Menurut salah satu pemimpin CAMERA, Andrea Levin, pesan penting yang ingin disampaikan dalam pertemuan ini adalah, Kekristenan di tempat kelahirannya terancam akan hancur dan tugas semua orang untuk mengungkap dan menyorot secara konsisten berbagai bentuk penganiayaan terhadap umat Kristen di Timur Tengah, demi mencegah kekerasan pada masa depan.

Supremasi Islam
Dr Walid Phares, seorang pembicara asal Libanon menyatakan selama bertahun-tahun umat Kristen, Yahudi dan kaum minoritas lainnya di Timur Tengah telah menjadi korban kekerasan dari kelompok Islam yang dibayang-bayangi oleh kebencian besar mereka terhadap Israel dan sentimen negatif mereka terhadap negara barat.

Frank Salameh, seorang pengajar di Boston menyatakan media lebih memilih memberitakan korban kekerasan di Timur Tengah secara umum dan tidak memprioritaskan kekerasan dan pemusnahan terhadap Umat Kristen Timur Tengah.

"Mendokumentasikan penyerangan terhadap Umat Kristen [di Timur Tengah] tidaklah bergaya [tidak populer], sebab selalu dianggap sebagai anti-Arab dan anti-Muslim, dan negara barat selalu berusaha untuk memisahkan dua hal itu dari dunia Arab," kata Salameh.

Hal ini diamini Raymond Ibrahim, penulis buku Al Qaeda Rader.
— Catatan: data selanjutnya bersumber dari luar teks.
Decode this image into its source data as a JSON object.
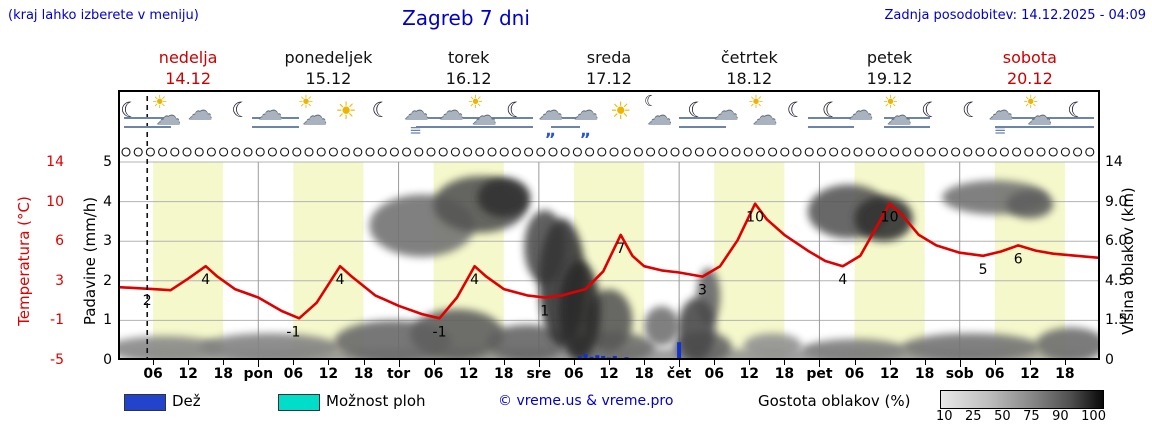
{
  "page": {
    "hint": "(kraj lahko izberete v meniju)",
    "title": "Zagreb 7 dni",
    "updated": "Zadnja posodobitev: 14.12.2025 - 04:09"
  },
  "colors": {
    "accent_blue": "#0000cc",
    "temp_red": "#e00000",
    "day_red": "#cc0000",
    "daylight_band": "#f5f8cb",
    "rain_blue": "#2244cc",
    "rain_bar_blue": "#1133cc",
    "showers_cyan": "#00ddc8",
    "fog_slate": "#6b84aa"
  },
  "days": [
    {
      "name": "nedelja",
      "date": "14.12",
      "red": true
    },
    {
      "name": "ponedeljek",
      "date": "15.12",
      "red": false
    },
    {
      "name": "torek",
      "date": "16.12",
      "red": false
    },
    {
      "name": "sreda",
      "date": "17.12",
      "red": false
    },
    {
      "name": "četrtek",
      "date": "18.12",
      "red": false
    },
    {
      "name": "petek",
      "date": "19.12",
      "red": false
    },
    {
      "name": "sobota",
      "date": "20.12",
      "red": true
    }
  ],
  "axes": {
    "temp_title": "Temperatura (°C)",
    "precip_title": "Padavine (mm/h)",
    "cloud_title": "Višina oblakov (km)",
    "temp_ticks": [
      "14",
      "10",
      "6",
      "3",
      "-1",
      "-5"
    ],
    "precip_ticks": [
      "5",
      "4",
      "3",
      "2",
      "1",
      "0"
    ],
    "cloud_ticks": [
      "14",
      "9.0",
      "6.0",
      "4.5",
      "1.5",
      "0"
    ]
  },
  "time_axis": [
    {
      "t": 6,
      "label": "06"
    },
    {
      "t": 12,
      "label": "12"
    },
    {
      "t": 18,
      "label": "18"
    },
    {
      "t": 24,
      "label": "pon",
      "day": true
    },
    {
      "t": 30,
      "label": "06"
    },
    {
      "t": 36,
      "label": "12"
    },
    {
      "t": 42,
      "label": "18"
    },
    {
      "t": 48,
      "label": "tor",
      "day": true
    },
    {
      "t": 54,
      "label": "06"
    },
    {
      "t": 60,
      "label": "12"
    },
    {
      "t": 66,
      "label": "18"
    },
    {
      "t": 72,
      "label": "sre",
      "day": true
    },
    {
      "t": 78,
      "label": "06"
    },
    {
      "t": 84,
      "label": "12"
    },
    {
      "t": 90,
      "label": "18"
    },
    {
      "t": 96,
      "label": "čet",
      "day": true
    },
    {
      "t": 102,
      "label": "06"
    },
    {
      "t": 108,
      "label": "12"
    },
    {
      "t": 114,
      "label": "18"
    },
    {
      "t": 120,
      "label": "pet",
      "day": true
    },
    {
      "t": 126,
      "label": "06"
    },
    {
      "t": 132,
      "label": "12"
    },
    {
      "t": 138,
      "label": "18"
    },
    {
      "t": 144,
      "label": "sob",
      "day": true
    },
    {
      "t": 150,
      "label": "06"
    },
    {
      "t": 156,
      "label": "12"
    },
    {
      "t": 162,
      "label": "18"
    }
  ],
  "legend": {
    "rain_label": "Dež",
    "showers_label": "Možnost ploh",
    "copyright": "© vreme.us & vreme.pro",
    "cloud_density_label": "Gostota oblakov (%)",
    "scale_ticks": [
      "10",
      "25",
      "50",
      "75",
      "90",
      "100"
    ]
  },
  "symbols": {
    "icons": [
      {
        "t": 2,
        "type": "moon"
      },
      {
        "t": 8,
        "type": "sun-cloud"
      },
      {
        "t": 14,
        "type": "cloud"
      },
      {
        "t": 21,
        "type": "moon"
      },
      {
        "t": 26,
        "type": "cloud"
      },
      {
        "t": 33,
        "type": "sun-cloud"
      },
      {
        "t": 39,
        "type": "sun"
      },
      {
        "t": 45,
        "type": "moon"
      },
      {
        "t": 51,
        "type": "fog-cloud"
      },
      {
        "t": 57,
        "type": "cloud"
      },
      {
        "t": 62,
        "type": "sun-cloud"
      },
      {
        "t": 68,
        "type": "moon"
      },
      {
        "t": 74,
        "type": "rain-cloud"
      },
      {
        "t": 80,
        "type": "rain-cloud"
      },
      {
        "t": 86,
        "type": "sun"
      },
      {
        "t": 92,
        "type": "moon-cloud"
      },
      {
        "t": 99,
        "type": "moon"
      },
      {
        "t": 104,
        "type": "cloud"
      },
      {
        "t": 110,
        "type": "sun-cloud"
      },
      {
        "t": 116,
        "type": "moon"
      },
      {
        "t": 122,
        "type": "moon"
      },
      {
        "t": 127,
        "type": "cloud"
      },
      {
        "t": 133,
        "type": "sun-cloud"
      },
      {
        "t": 139,
        "type": "moon"
      },
      {
        "t": 146,
        "type": "moon"
      },
      {
        "t": 151,
        "type": "fog-cloud"
      },
      {
        "t": 157,
        "type": "sun-cloud"
      },
      {
        "t": 164,
        "type": "moon"
      }
    ],
    "fog_segments_hours": [
      [
        1,
        9
      ],
      [
        23,
        31
      ],
      [
        51,
        71
      ],
      [
        74,
        79
      ],
      [
        96,
        104
      ],
      [
        118,
        126
      ],
      [
        131,
        139
      ],
      [
        150,
        167
      ]
    ]
  },
  "chart_data": {
    "type": "line",
    "title": "Zagreb 7 dni",
    "x_domain_hours": [
      0,
      168
    ],
    "daylight_hours": [
      6,
      18
    ],
    "temp_axis_range_c": [
      -5,
      14
    ],
    "precip_axis_range_mm_h": [
      0,
      5
    ],
    "cloud_axis_range_km": [
      0,
      14
    ],
    "now_line_hour": 5,
    "temperature_series": {
      "name": "Temperatura (°C)",
      "points": [
        [
          0,
          2
        ],
        [
          3,
          1.9
        ],
        [
          6,
          1.8
        ],
        [
          9,
          1.7
        ],
        [
          12,
          2.8
        ],
        [
          15,
          4
        ],
        [
          17,
          3
        ],
        [
          20,
          1.8
        ],
        [
          24,
          1
        ],
        [
          28,
          -0.3
        ],
        [
          31,
          -1
        ],
        [
          34,
          0.5
        ],
        [
          38,
          4
        ],
        [
          40,
          3
        ],
        [
          44,
          1.2
        ],
        [
          48,
          0.2
        ],
        [
          52,
          -0.6
        ],
        [
          55,
          -1
        ],
        [
          58,
          1
        ],
        [
          61,
          4
        ],
        [
          63,
          3
        ],
        [
          66,
          1.8
        ],
        [
          70,
          1.2
        ],
        [
          73,
          1
        ],
        [
          76,
          1.2
        ],
        [
          80,
          1.8
        ],
        [
          83,
          3.5
        ],
        [
          86,
          7
        ],
        [
          88,
          5
        ],
        [
          90,
          4
        ],
        [
          93,
          3.6
        ],
        [
          96,
          3.4
        ],
        [
          100,
          3
        ],
        [
          103,
          4
        ],
        [
          106,
          6.5
        ],
        [
          109,
          10
        ],
        [
          111,
          8.5
        ],
        [
          114,
          7
        ],
        [
          118,
          5.5
        ],
        [
          121,
          4.5
        ],
        [
          124,
          4
        ],
        [
          127,
          5
        ],
        [
          130,
          8
        ],
        [
          132,
          10
        ],
        [
          134,
          9
        ],
        [
          137,
          7
        ],
        [
          140,
          6
        ],
        [
          144,
          5.3
        ],
        [
          148,
          5
        ],
        [
          151,
          5.4
        ],
        [
          154,
          6
        ],
        [
          157,
          5.5
        ],
        [
          160,
          5.2
        ],
        [
          164,
          5
        ],
        [
          168,
          4.8
        ]
      ]
    },
    "temperature_labels": [
      {
        "t": 5,
        "v": 2
      },
      {
        "t": 15,
        "v": 4
      },
      {
        "t": 30,
        "v": -1
      },
      {
        "t": 38,
        "v": 4
      },
      {
        "t": 55,
        "v": -1
      },
      {
        "t": 61,
        "v": 4
      },
      {
        "t": 73,
        "v": 1
      },
      {
        "t": 86,
        "v": 7
      },
      {
        "t": 100,
        "v": 3
      },
      {
        "t": 109,
        "v": 10
      },
      {
        "t": 124,
        "v": 4
      },
      {
        "t": 132,
        "v": 10
      },
      {
        "t": 148,
        "v": 5
      },
      {
        "t": 154,
        "v": 6
      }
    ],
    "rain_bars_mm_h": [
      [
        79,
        0.1
      ],
      [
        80,
        0.15
      ],
      [
        81,
        0.08
      ],
      [
        82,
        0.12
      ],
      [
        83,
        0.1
      ],
      [
        84,
        0.06
      ],
      [
        85,
        0.1
      ],
      [
        86,
        0.05
      ],
      [
        87,
        0.07
      ],
      [
        96,
        0.45
      ]
    ],
    "cloud_blobs": [
      [
        52,
        9.5,
        9,
        2.2,
        55
      ],
      [
        62,
        11,
        8,
        2,
        70
      ],
      [
        66,
        11.5,
        4.5,
        1.4,
        88
      ],
      [
        73,
        8,
        3.5,
        2.6,
        72
      ],
      [
        76,
        5.5,
        4,
        4.5,
        85
      ],
      [
        79,
        3.5,
        3.5,
        3.5,
        90
      ],
      [
        84,
        2.8,
        4,
        2.2,
        68
      ],
      [
        93,
        2.4,
        3,
        1.4,
        55
      ],
      [
        99,
        2.2,
        3.2,
        2.2,
        75
      ],
      [
        101,
        4.5,
        2,
        2,
        62
      ],
      [
        112,
        1,
        5,
        0.9,
        40
      ],
      [
        125,
        10.5,
        7,
        1.9,
        68
      ],
      [
        131,
        10,
        5,
        1.6,
        88
      ],
      [
        150,
        11.5,
        9,
        1.2,
        55
      ],
      [
        156,
        11,
        4,
        1,
        65
      ],
      [
        8,
        0.8,
        10,
        0.9,
        45
      ],
      [
        26,
        0.9,
        12,
        1,
        48
      ],
      [
        47,
        1.3,
        10,
        1.5,
        60
      ],
      [
        58,
        1.8,
        8,
        1.8,
        65
      ],
      [
        70,
        1.2,
        7,
        1.3,
        62
      ],
      [
        84,
        0.9,
        8,
        1.1,
        58
      ],
      [
        100,
        0.9,
        5,
        1.1,
        62
      ],
      [
        126,
        0.7,
        9,
        0.8,
        50
      ],
      [
        146,
        0.9,
        12,
        1,
        55
      ],
      [
        163,
        1.1,
        6,
        1.2,
        58
      ],
      [
        84,
        0.3,
        84,
        0.5,
        40
      ]
    ]
  }
}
Dikatakannya selama 1,400 tahun sejak Muhammad mendirikan agama Islam dan kaum muslimnya, umat Kristen dan umat minoritas lainnya di Timur Tengah telah dipaksa untuk patuh kepada Islam dan para penguasa mereka.

Dikatakan pula, aksi 'pemaksaan kekuasaan' yang sama terjadi hingga hari ini malah, hal itu didengungkan dan diserukan oleh para pemimpin agama mereka disetiap kesempatan.
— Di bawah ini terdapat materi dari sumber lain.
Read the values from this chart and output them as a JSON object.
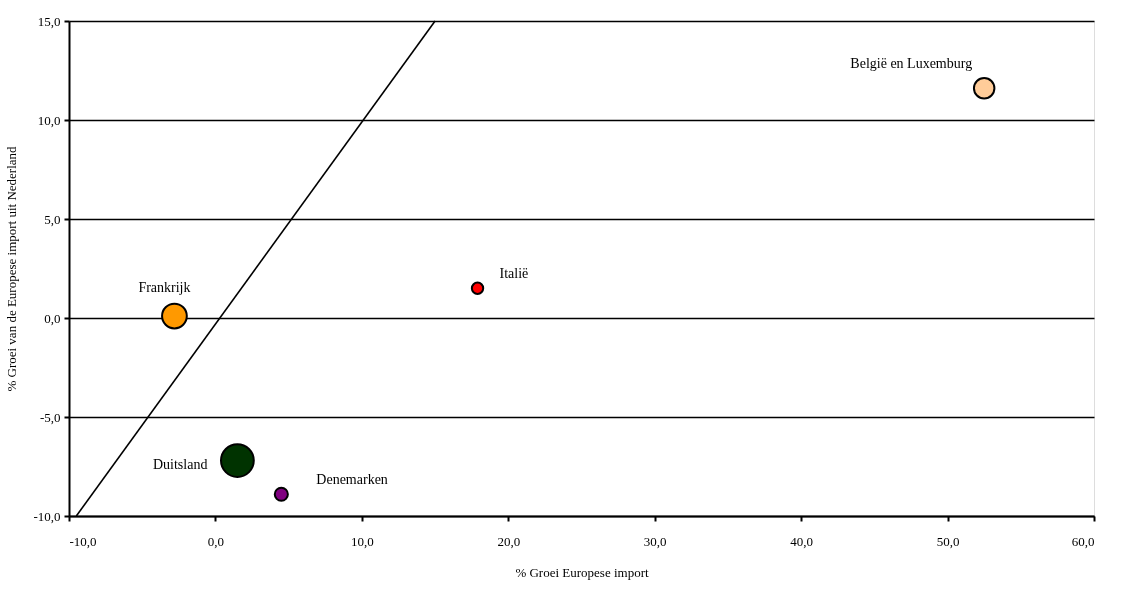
{
  "chart_data": {
    "type": "bubble",
    "xlabel": "%  Groei Europese import",
    "ylabel": "% Groei van de Europese import uit Nederland",
    "xlim": [
      -10,
      60
    ],
    "ylim": [
      -10,
      15
    ],
    "xticks": [
      {
        "value": -10,
        "label": "-10,0"
      },
      {
        "value": 0,
        "label": "0,0"
      },
      {
        "value": 10,
        "label": "10,0"
      },
      {
        "value": 20,
        "label": "20,0"
      },
      {
        "value": 30,
        "label": "30,0"
      },
      {
        "value": 40,
        "label": "40,0"
      },
      {
        "value": 50,
        "label": "50,0"
      },
      {
        "value": 60,
        "label": "60,0"
      }
    ],
    "yticks": [
      {
        "value": -10,
        "label": "-10,0"
      },
      {
        "value": -5,
        "label": "-5,0"
      },
      {
        "value": 0,
        "label": "0,0"
      },
      {
        "value": 5,
        "label": "5,0"
      },
      {
        "value": 10,
        "label": "10,0"
      },
      {
        "value": 15,
        "label": "15,0"
      }
    ],
    "grid": "y",
    "series": [
      {
        "name": "België en Luxemburg",
        "color": "#ffcc99",
        "x": [
          52.5
        ],
        "values": [
          11.6
        ],
        "sizes": [
          0.39
        ]
      },
      {
        "name": "Italië",
        "color": "#ff0000",
        "x": [
          17.9
        ],
        "values": [
          1.5
        ],
        "sizes": [
          0.12
        ]
      },
      {
        "name": "Frankrijk",
        "color": "#ff9900",
        "x": [
          -2.8
        ],
        "values": [
          0.1
        ],
        "sizes": [
          0.57
        ]
      },
      {
        "name": "Duitsland",
        "color": "#003300",
        "x": [
          1.5
        ],
        "values": [
          -7.2
        ],
        "sizes": [
          1
        ]
      },
      {
        "name": "Denemarken",
        "color": "#800080",
        "x": [
          4.5
        ],
        "values": [
          -8.9
        ],
        "sizes": [
          0.16
        ]
      },
      {
        "type": "line",
        "color": "#000000",
        "x": [
          -9.5,
          15
        ],
        "values": [
          -10,
          15
        ],
        "line_style": "solid"
      }
    ]
  }
}
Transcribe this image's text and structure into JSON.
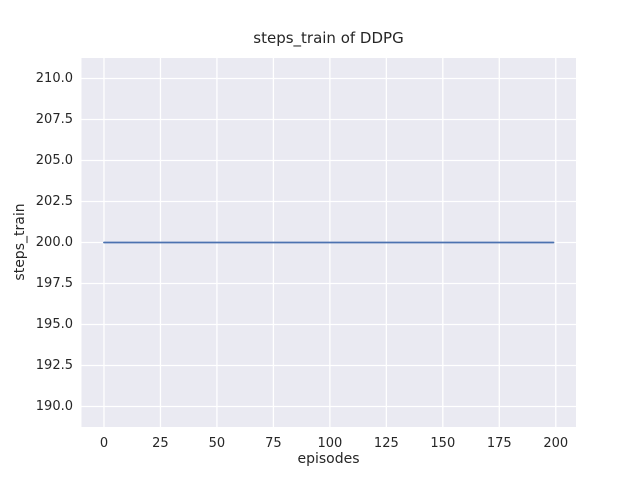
{
  "chart_data": {
    "type": "line",
    "title": "steps_train of DDPG",
    "xlabel": "episodes",
    "ylabel": "steps_train",
    "x_ticks": [
      0,
      25,
      50,
      75,
      100,
      125,
      150,
      175,
      200
    ],
    "x_tick_labels": [
      "0",
      "25",
      "50",
      "75",
      "100",
      "125",
      "150",
      "175",
      "200"
    ],
    "y_ticks": [
      190.0,
      192.5,
      195.0,
      197.5,
      200.0,
      202.5,
      205.0,
      207.5,
      210.0
    ],
    "y_tick_labels": [
      "190.0",
      "192.5",
      "195.0",
      "197.5",
      "200.0",
      "202.5",
      "205.0",
      "207.5",
      "210.0"
    ],
    "xlim": [
      -9.95,
      208.95
    ],
    "ylim": [
      188.75,
      211.25
    ],
    "grid": true,
    "legend": null,
    "series": [
      {
        "name": "steps_train",
        "x": [
          0,
          199
        ],
        "y": [
          200,
          200
        ],
        "constant_value": 200,
        "color": "#4c72b0"
      }
    ],
    "colors": {
      "axes_background": "#eaeaf2",
      "gridline": "#ffffff",
      "text": "#262626",
      "figure_background": "#ffffff"
    }
  }
}
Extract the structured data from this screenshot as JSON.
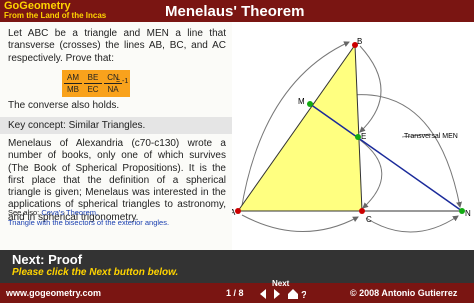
{
  "header": {
    "logo": "GoGeometry",
    "tagline": "From the Land of the Incas",
    "title": "Menelaus' Theorem"
  },
  "intro": "Let ABC be a triangle and MEN a line that transverse (crosses) the lines AB, BC, and AC respectively. Prove that:",
  "formula": {
    "fractions": [
      [
        "AM",
        "MB"
      ],
      [
        "BE",
        "EC"
      ],
      [
        "CN",
        "NA"
      ]
    ],
    "result": "= -1"
  },
  "converse": "The converse also holds.",
  "key_concept": "Key concept: Similar Triangles.",
  "history": "Menelaus of Alexandria (c70-c130) wrote a number of books, only one of which survives (The Book of Spherical Propositions). It is the first place that the definition of a spherical triangle is given; Menelaus was interested in the applications of spherical triangles to astronomy, and in spherical trigonometry.",
  "see_also": {
    "label": "See also:",
    "links": [
      "Ceva's Theorem,",
      "Triangle with the bisectors of the exterior angles."
    ]
  },
  "diagram": {
    "points": {
      "A": "A",
      "B": "B",
      "C": "C",
      "M": "M",
      "E": "E",
      "N": "N"
    },
    "annotation": "Transversal MEN"
  },
  "next": {
    "title": "Next: Proof",
    "instruction": "Please click the Next button below."
  },
  "footer": {
    "site": "www.gogeometry.com",
    "page": "1 / 8",
    "next": "Next",
    "copyright": "© 2008 Antonio Gutierrez"
  }
}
Ibrahim merujuk pada aksi-aksi pembakaran, penghancuran dan pelecehan gedung gereja sebagai contohnya, ini bukanlah sebuah aksi spontanitas segelintir kelompok muslim, tetapi dilakukan secara sistematis di seluruh wilayah kekuasaan Islam, katanya.

"Ini telah ditulis pada sebuah ayat di Quran yang menginstruksikan muslim untuk melawan orang-orang Buku [Kristen dan Yahudi] hingga mereka membayar jizya dan merasakan ketidakbahagiaan," ungkap Ibrahim.
Dikatakannya, Perjanjian dari Umar Abd al-Khattab pada abad ke delapan (717) adalah sebuah mitos yang konon menyatakan Islam telah memberi toleransi dengan umat Kristen, fakta sebenarnya dari perjanjian itu adalah pernyataan umat Kristen sebagai warga kelas bawah (dhimmi) yang hak-haknya dibatasi.

Selain dipaksa membayar pajak khusus yang tinggi, peraturan yang dipaksakan kepada umat Kristen Syria yang konon dikatakan sebagai warga yang 'dilindungi' (dhimma) ini faktanya sangat berlawanan dengan apa yang dijunjung sebagai 'toleransi', beberapa peraturan tersebut seperti umat Kristen dilarang untuk mendirikan gedung gereja, dilarang menginjili, dilarang membaca Alkitab, dilarang mencegah seorang Kristen masuk Islam, dilarang meniru benda-benda ciptaan muslim, dilarang menggunakan pakaian mirip muslim, dilarang berbicara dengan muslim dan dilarang mendirikan gedung lebih tinggi daripada milik muslim, konyolnya masih berlaku hingga hari ini katanya.

Kesaksian
Selain memberi opini, para hadirin juga mendengarkan kesaksian dari para saksi mata kekerasan Umat Kristen di Timur Tengah.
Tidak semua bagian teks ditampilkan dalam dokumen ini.